I am using Omap3515 (Arm Cortex A8). Enabled I-Cache, D-Cache, Branch Prediction and MMU.
I am getting a data abort, if I try to copy a frame buffer of 600KB from an external memory region to another external memory region. After the data abort, I could notice that the SDR i.e SDRAM is not accessible.
I have enabled MMU in such a way that PA=VA.
There is no issue if I copy less amount data.
And also, If I disable D-Cache then there is no abort and it works fine. But I would like to enable D-Cache for faster access.
Thanks and regards,
Gopu
Hello Gopu,
tnank you.
Regarding SDRAM case, the following 2 cases are against to my assumption.

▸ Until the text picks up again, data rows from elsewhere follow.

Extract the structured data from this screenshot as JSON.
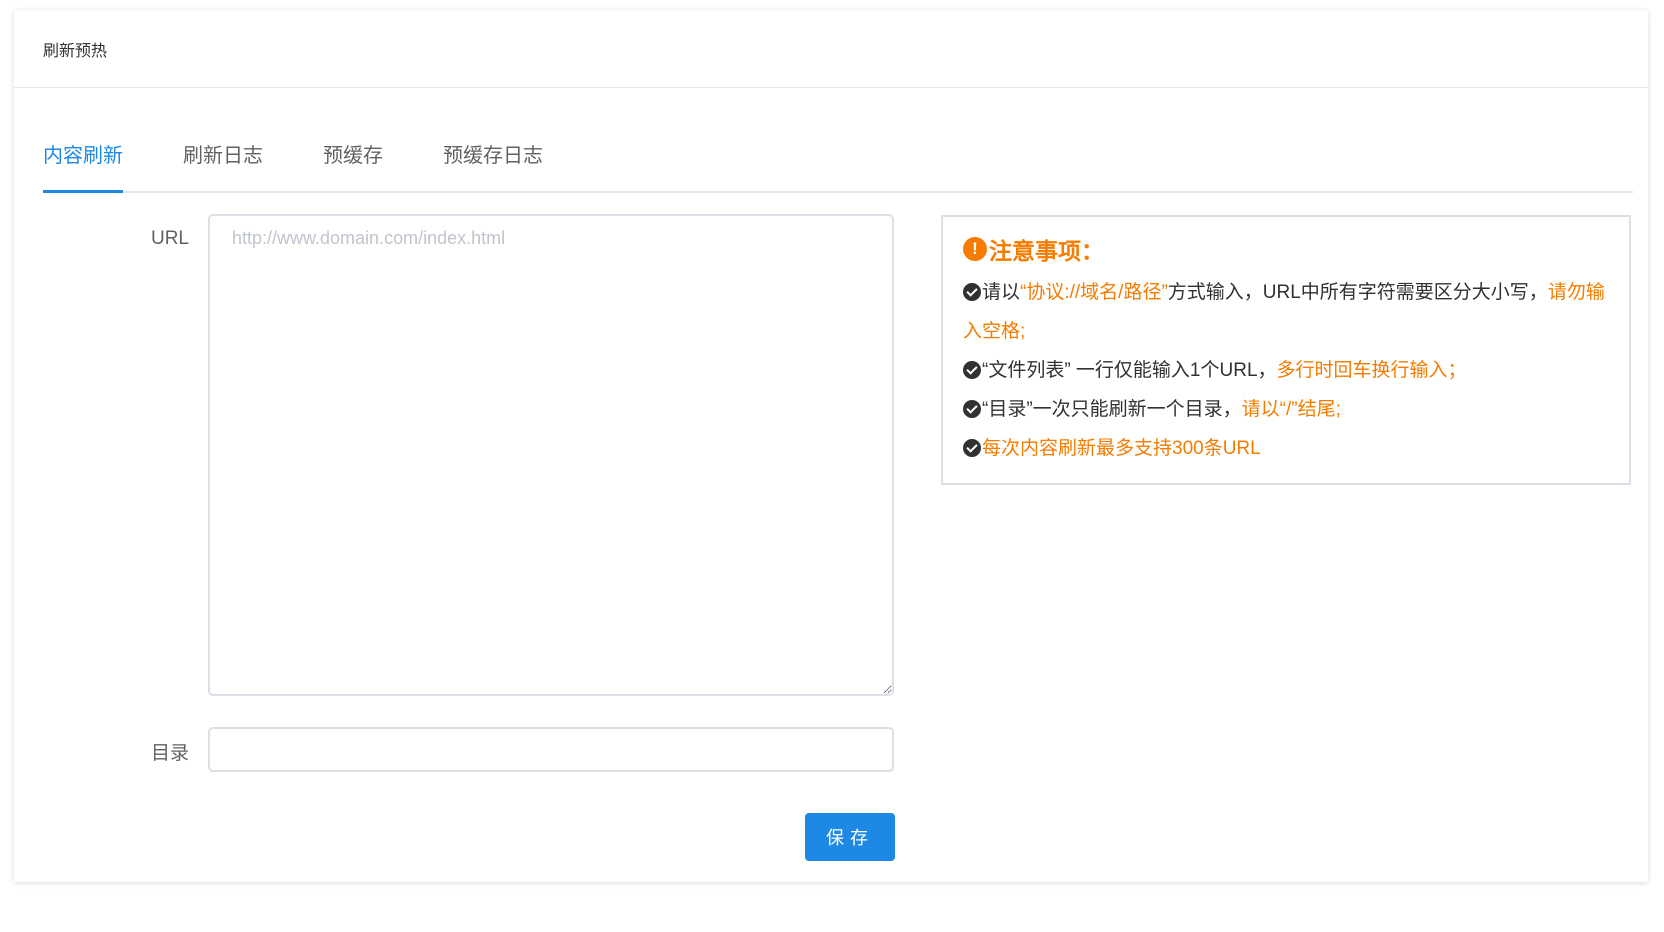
{
  "header": {
    "title": "刷新预热"
  },
  "tabs": [
    {
      "label": "内容刷新",
      "active": true
    },
    {
      "label": "刷新日志",
      "active": false
    },
    {
      "label": "预缓存",
      "active": false
    },
    {
      "label": "预缓存日志",
      "active": false
    }
  ],
  "form": {
    "url_label": "URL",
    "url_placeholder": "http://www.domain.com/index.html",
    "url_value": "",
    "dir_label": "目录",
    "dir_value": "",
    "save_label": "保存"
  },
  "notice": {
    "title": "注意事项：",
    "items": [
      {
        "text1": "请以",
        "highlight1": "“协议://域名/路径”",
        "text2": "方式输入，URL中所有字符需要区分大小写，",
        "highlight2": "请勿输入空格;"
      },
      {
        "text1": "“文件列表” 一行仅能输入1个URL，",
        "highlight1": "多行时回车换行输入；"
      },
      {
        "text1": "“目录”一次只能刷新一个目录，",
        "highlight1": "请以“/”结尾;"
      },
      {
        "highlight1": "每次内容刷新最多支持300条URL"
      }
    ]
  },
  "colors": {
    "primary": "#1e88e5",
    "warning": "#f57c00",
    "text": "#303133",
    "border": "#dcdfe6"
  }
}
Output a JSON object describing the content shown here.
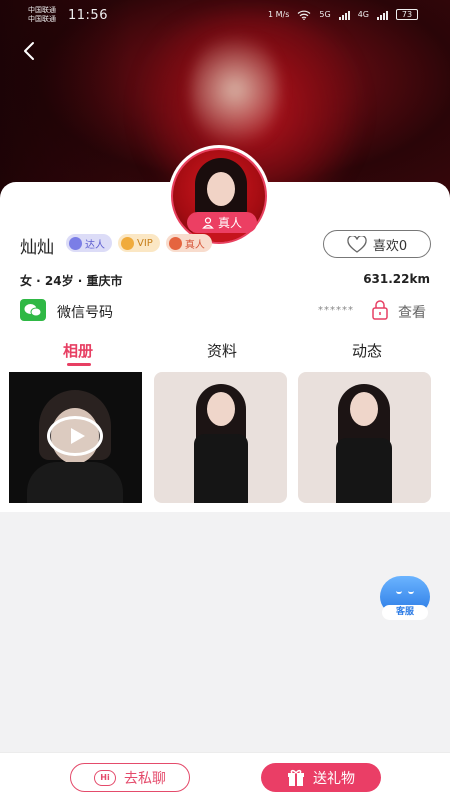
{
  "statusbar": {
    "carrier_top": "中国联通",
    "carrier_bottom": "中国联通",
    "time": "11:56",
    "net_speed": "1 M/s",
    "sig1": "5G",
    "sig2": "4G",
    "battery": "73"
  },
  "profile": {
    "name": "灿灿",
    "real_badge": "真人",
    "tags": [
      {
        "label": "达人"
      },
      {
        "label": "VIP"
      },
      {
        "label": "真人"
      }
    ],
    "like_label": "喜欢0",
    "basic_info": "女 · 24岁 · 重庆市",
    "distance": "631.22km",
    "wechat_label": "微信号码",
    "wechat_masked": "******",
    "view_label": "查看"
  },
  "tabs": [
    {
      "label": "相册",
      "active": true
    },
    {
      "label": "资料",
      "active": false
    },
    {
      "label": "动态",
      "active": false
    }
  ],
  "support": {
    "label": "客服"
  },
  "bottom": {
    "chat_icon_text": "Hi",
    "chat_label": "去私聊",
    "gift_label": "送礼物"
  },
  "colors": {
    "accent": "#e73f63",
    "wechat_green": "#2fb845"
  },
  "icons": [
    "back-arrow-icon",
    "heart-icon",
    "wechat-icon",
    "lock-icon",
    "play-icon",
    "person-badge-icon",
    "gift-icon",
    "hi-chat-icon",
    "customer-service-icon"
  ]
}
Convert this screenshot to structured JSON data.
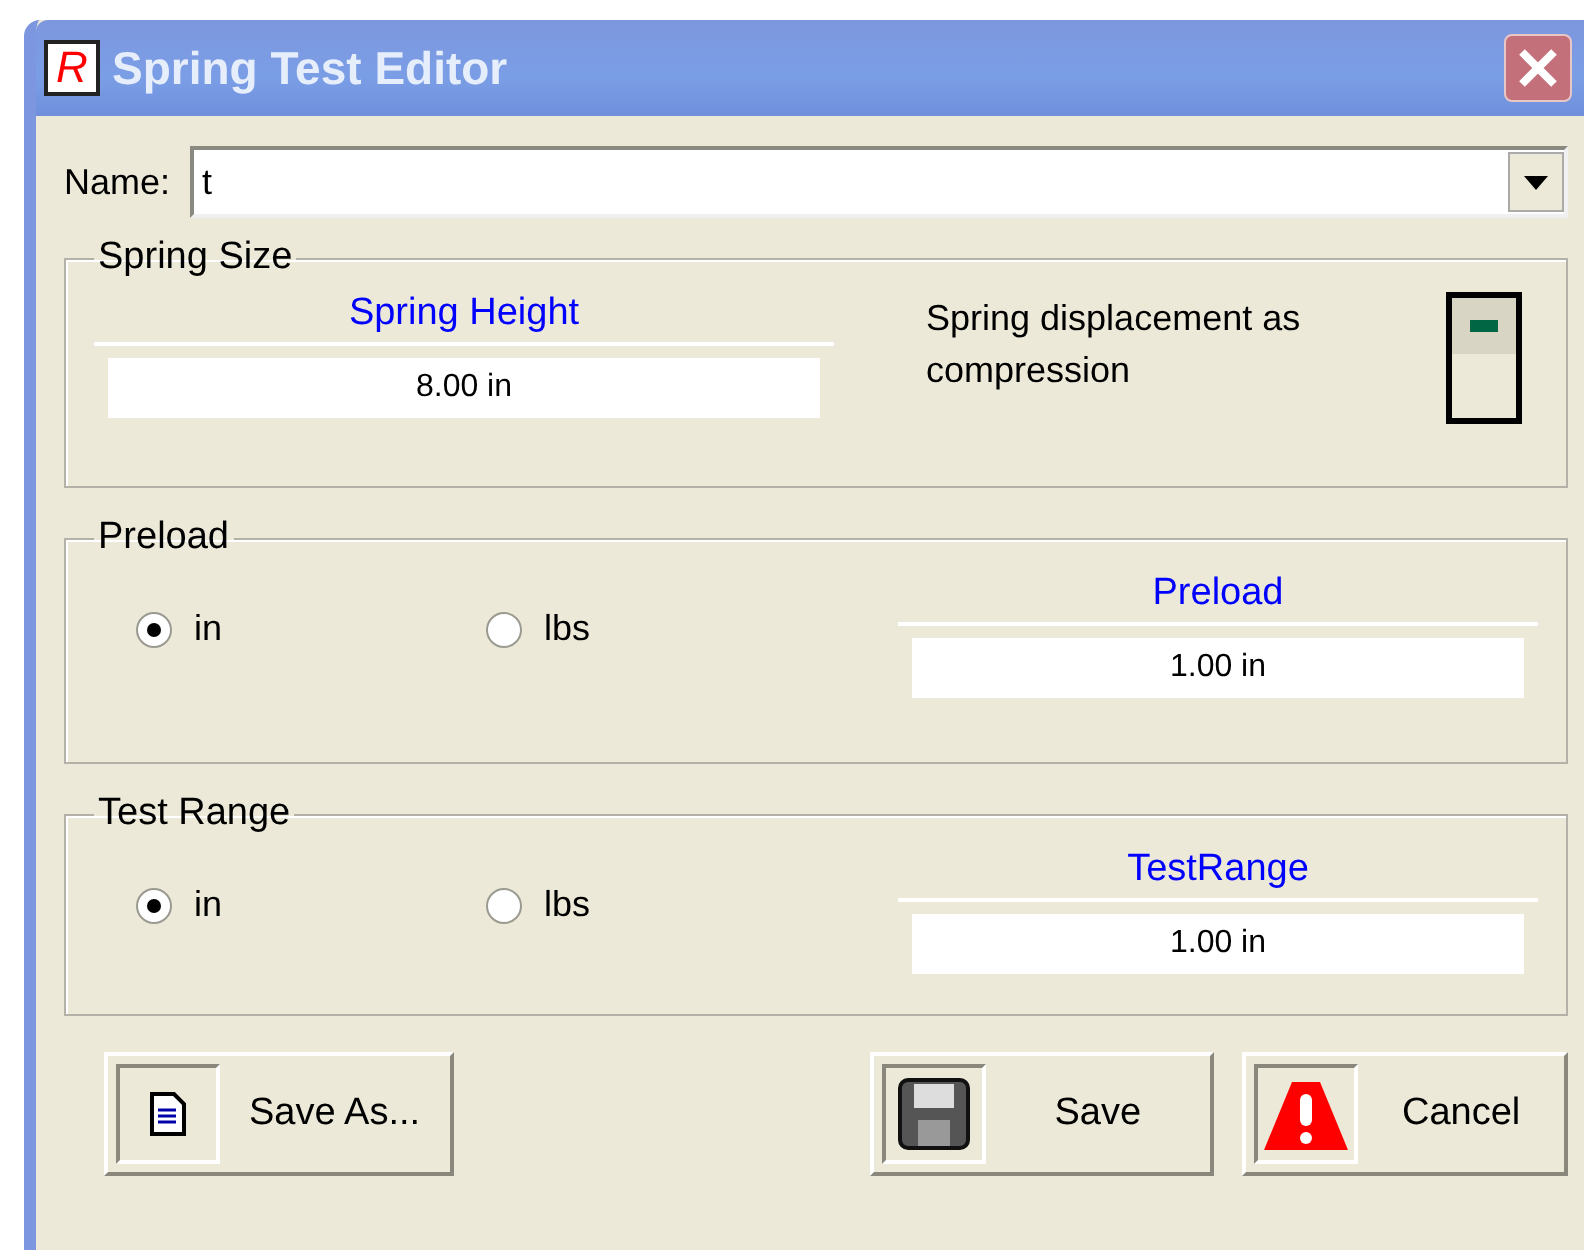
{
  "window": {
    "title": "Spring Test Editor",
    "app_icon": "R"
  },
  "name_field": {
    "label": "Name:",
    "value": "t"
  },
  "spring_size": {
    "legend": "Spring Size",
    "heading": "Spring Height",
    "value": "8.00 in",
    "switch_label": "Spring displacement as compression",
    "switch_on": true
  },
  "groups": [
    {
      "legend": "Preload",
      "options": [
        {
          "label": "in",
          "selected": true
        },
        {
          "label": "lbs",
          "selected": false
        }
      ],
      "heading": "Preload",
      "value": "1.00 in"
    },
    {
      "legend": "Test Range",
      "options": [
        {
          "label": "in",
          "selected": true
        },
        {
          "label": "lbs",
          "selected": false
        }
      ],
      "heading": "TestRange",
      "value": "1.00 in"
    }
  ],
  "buttons": [
    {
      "kind": "saveas",
      "label": "Save As..."
    },
    {
      "kind": "save",
      "label": "Save"
    },
    {
      "kind": "cancel",
      "label": "Cancel"
    }
  ]
}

Can anyone explain the phenomena without inconsistency?
Might it be possible if both caches were disabled the C-bit would be ignored?
Anyway, the 2nd case could not be explained and it would be the same as the SRAM case.
483 SDRAM Enabled Disabled Disabled Enabled Enabled Enabled 7 SDRAM Disabled Enabled Disabled Enabled Enabled Enabled
483 SDRAM Enabled Disabled Disabled Enabled Enabled Enabled
7 SDRAM Disabled Enabled Disabled Enabled Enabled Enabled
Do the other conditions which are not listed cause SDRAM crush?
Best regards.
Yasuhiko Koumoto.
Hello,
For enabling L2 cache, is it enough to do the following or do I have to do some other settings as well ?
;==================================================================
; Enable Cortex-A8 Level2 Unified Cache
EnableL2UnifiedCache:
MRC p15, #0, r0, c1, c0, #1 ; Read Auxiliary Control Register
ORR r0, r0, #2 ; L2EN bit, enable L2 cache
;BIC r0, r0, #(0x1 << 1) ; L2EN bit, disable L2 cache
;ORR r0, r0, #(0x1 << 4) ;Enables speculative accesses on AXI
ORR r0, r0, #(0x1 << 4) ;Enables speculative accesses on AXI
ORR r0, r0, #(0x1 << 5) ;Enables caching NEON data within the L1 data cache
MCR p15, #0, r0, c1, c0, #1 ; Write Auxiliary Control Register
BX lr
you should clear C bit in the CP15 Control Register c1 before initializing L2 Cache.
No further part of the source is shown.